WASHINGTON, D.C. – During the last week of August, the USDA Forest Service hosted a study tour on pasture and rangeland management for a delegation from Uzbekistan. The program was organized and led by Rangeland Management Specialist Angela Safranek of the Pike and San Isabel National Forest & Cimarron and Comanche National Grasslands.
The visiting delegation included researchers, foresters and engineers from various Uzbekistan forestry and land management agencies. Hosted by the Pike and San Isabel National Forest & Cimarron and Comanche National Grasslands, participants visited the Black Mountain Restoration Project Site on the South Park Ranger District, Browns Canyon National Monument (co-managed by the Forest Service and the Bureau of Land Management), the Comanche Ranger District, and Devil’s Hole Restoration Project Site. The group also visited two private ranches: Badger Creek Ranch and Gail and Mille Allen’s Broken Spear Ranch. The program was sponsored by the Food and Agriculture Organization of the United Nations.
The group and hosts discussed the USDA Forest Service and partners’ approach to developing integrated landscape-level strategies for balancing economic, social and cultural opportunities with the need to maintain the health and integrity of the ecosystem. Participants had the opportunity to learn about the federal agencies’ efforts to develop diverse partnerships to support our pasture and rangeland management work. In multiple site visits, participants observed active management approaches, including a variety of grazing strategies and infrastructure improvements for water and fencing. The delegates explored restoration strategies such as rotational grazing, prescribed fire, watershed restoration and seeding. The Forest Service hosts showcased the multiple use management approach, demonstrating how grazing can be managed alongside activities including nature-based tourism and other uses.
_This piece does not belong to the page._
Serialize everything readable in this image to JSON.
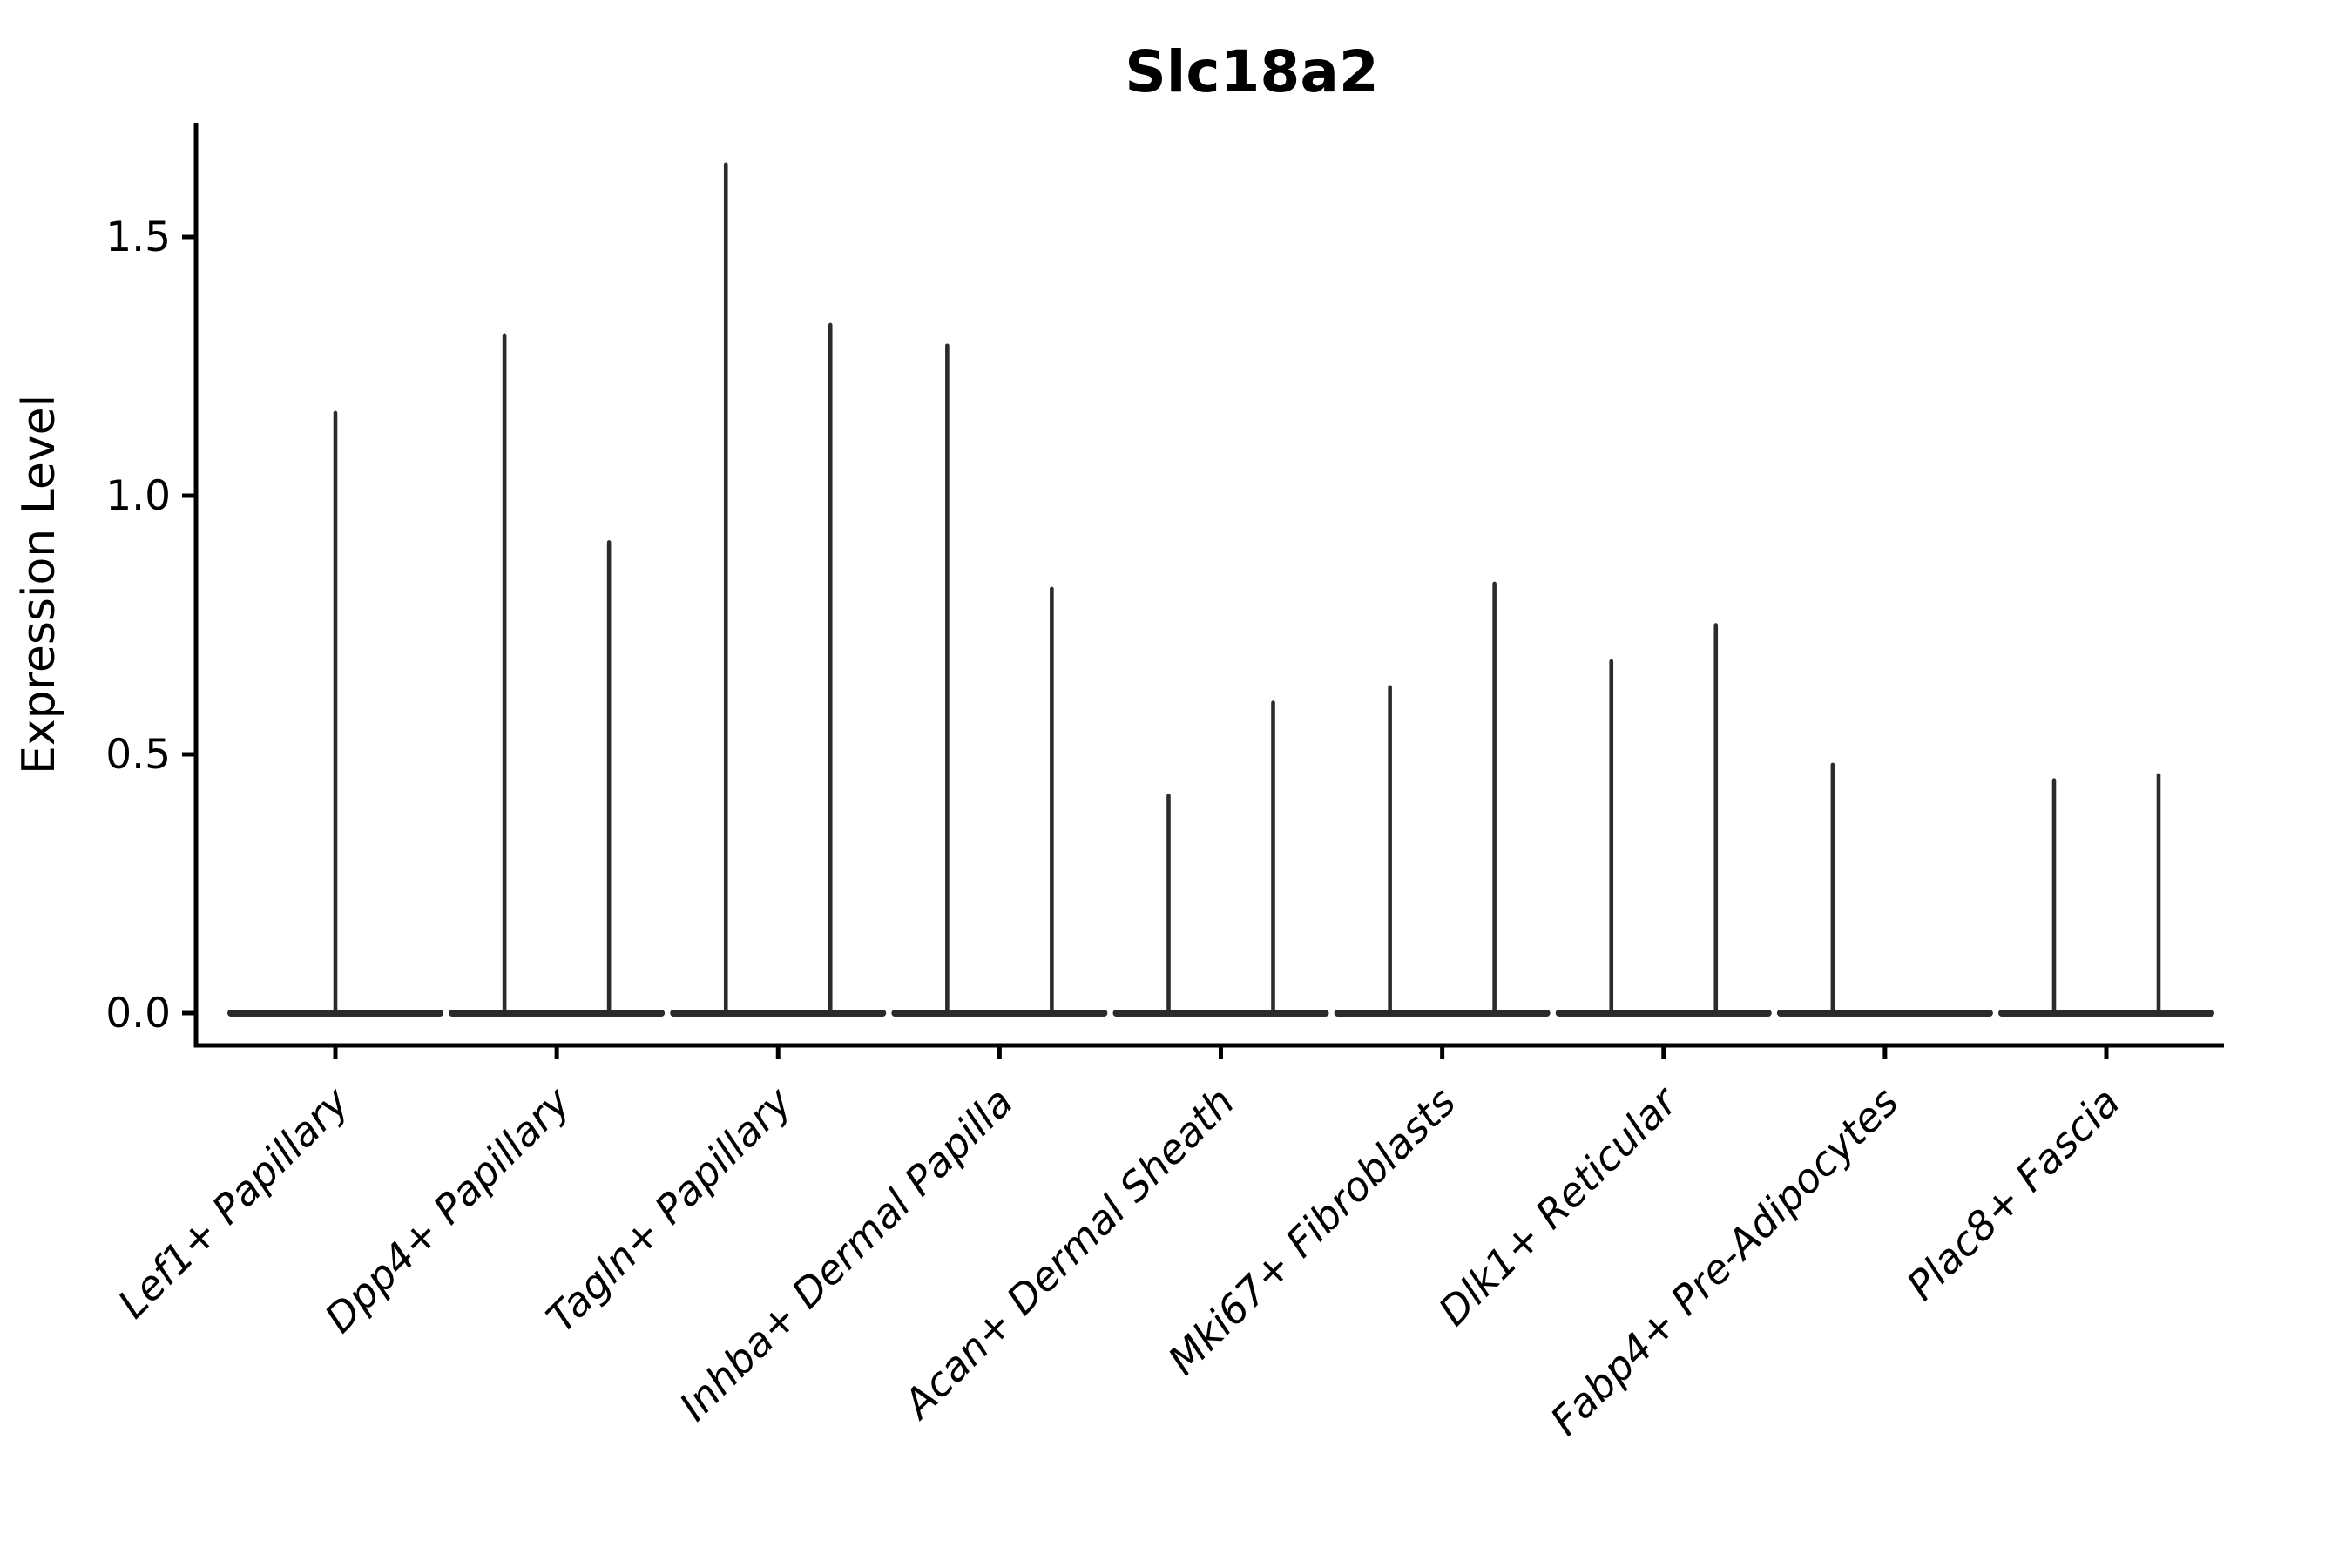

During the program, participants observed various rangeland management practices with an emphasis on those used on public lands. Through field visits and facilitated discussion with technical experts, land and livestock owners, and government representatives, the groups learned multiple planning and assessment tools as well as techniques to address rangeland restoration and ecosystem health. The delegates also shared their experiences with their hosts and are looking forward to implementing many of the valuable practices that they learned at home.